Ich erlaube mir, eine Anmerkung zum Text selbst zu machen, da dieser eher politischer als methodischer Natur ist. Ich lese kein Hebräisch und verwende die portugiesischen und englischen Übersetzungen. In der portugiesischen Ausgabe nimmt Punkt 5, der schlechten Lesern gewidmet ist, sechs Seiten ein. In der englischen Ausgabe tritt Punkt 6 an die Stelle von Punkt 5. Ich habe unermüdlich nach den Absätzen über den schlechten Leser in der englischen Übersetzung gesucht und nichts gefunden. Es fiel mir schwer zu glauben, dass alle sechs Seiten, die dem schlechten Leser gewidmet waren, absichtlich aus der englischen Übersetzung ausgeschlossen wurden Ausgabe. DER Chefredakteur Er hielt es sicherlich für geschmacklos und zensierte Kritik am Leser, denn die Nordamerikaner konnten es nicht ertragen, wenn ein Autor schlecht über die Person redete, die ihn las. Ich habe die spanische Ausgabe überprüft und festgestellt, dass sie sechs Seiten vollständig enthielt, auf denen sich alle Beschwerden von Amós Oz befanden der böse Lector, der Perezous, der Soziologe, Cotilla und Mirón Lector.

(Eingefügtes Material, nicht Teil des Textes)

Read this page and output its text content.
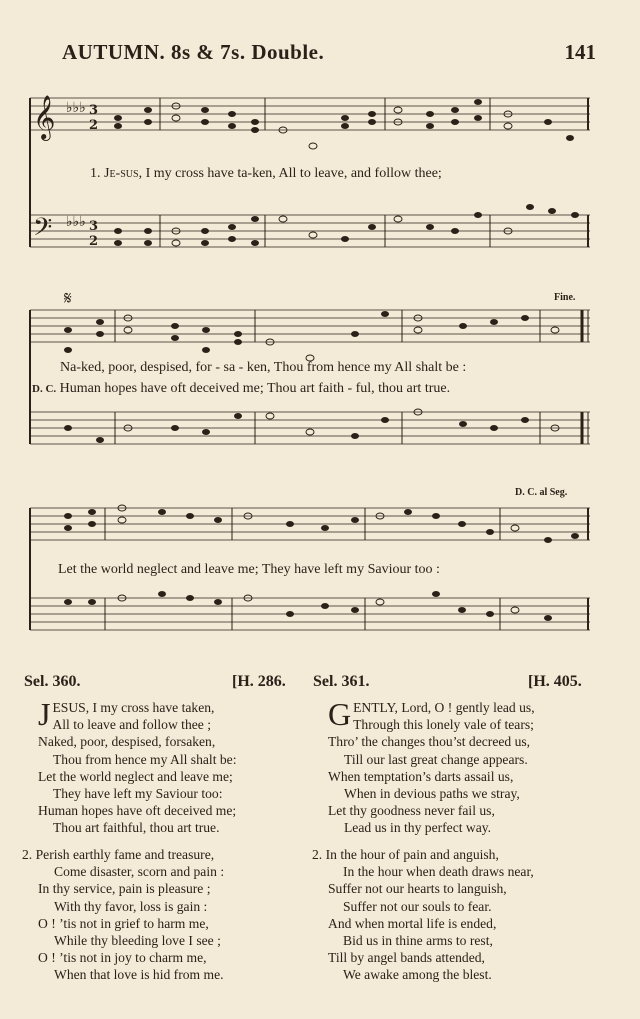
AUTUMN. 8s & 7s. Double.	141
𝄞
𝄢
♭♭♭
♭♭♭
3
2
3
2
𝄋
1. Je-sus, I my cross have ta-ken, All to leave, and follow thee;
Na-ked, poor, despised, for - sa - ken, Thou from hence my All shalt be :
D. C. Human hopes have oft deceived me; Thou art faith - ful, thou art true.
Let the world neglect and leave me; They have left my Saviour too :
Fine.
D. C. al Seg.
Sel. 360.	[H. 286. Sel. 361.	[H. 405.
J ESUS, I my cross have taken,
All to leave and follow thee ;
Naked, poor, despised, forsaken,
Thou from hence my All shalt be:
Let the world neglect and leave me;
They have left my Saviour too:
Human hopes have oft deceived me;
Thou art faithful, thou art true.
2. Perish earthly fame and treasure,
Come disaster, scorn and pain :
In thy service, pain is pleasure ;
With thy favor, loss is gain :
O ! ’tis not in grief to harm me,
While thy bleeding love I see ;
O ! ’tis not in joy to charm me,
When that love is hid from me.
G ENTLY, Lord, O ! gently lead us,
Through this lonely vale of tears;
Thro’ the changes thou’st decreed us,
Till our last great change appears.
When temptation’s darts assail us,
When in devious paths we stray,
Let thy goodness never fail us,
Lead us in thy perfect way.
2. In the hour of pain and anguish,
In the hour when death draws near,
Suffer not our hearts to languish,
Suffer not our souls to fear.
And when mortal life is ended,
Bid us in thine arms to rest,
Till by angel bands attended,
We awake among the blest.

Doch zurück zum Golem aus Ton (Adama), genau wie Adam: „Und der ewige Gott bildete den Menschen aus Staub vom Erdboden“ (Genesis 2:7). Der von Menschen künstlich geschaffene dumme Riese, der sich von seinem Schöpfer befreit und sich der Zerstörung der Welt widmet, ist eine feste Idee, eine mögliche Inspiration für das Berühmte Frankenstein von Mary Shelley (1918), Humanoiden und Androiden, die weiterhin reproduziert werden Blade Runner von Ridley Scott (1982), Der Terminator von James Cameron (1984) usw.

Wie der Golem wurde auch der Staat Israel künstlich geschaffen, um jüdische Leben vor Antisemitismus zu retten. Wie der Golem ist der Staat Israel außer Kontrolle geraten und hat Angst, Panik und Tod verbreitet, auch unter israelischen Dissidenten und Diaspora-Juden, die trotz der Gleichberechtigung von Juden und Nichtjuden in der Unabhängigkeitserklärung von 1948 Sie wagen es, zu widersprechen, dass Israel die einzige Demokratie im Nahen Osten ist.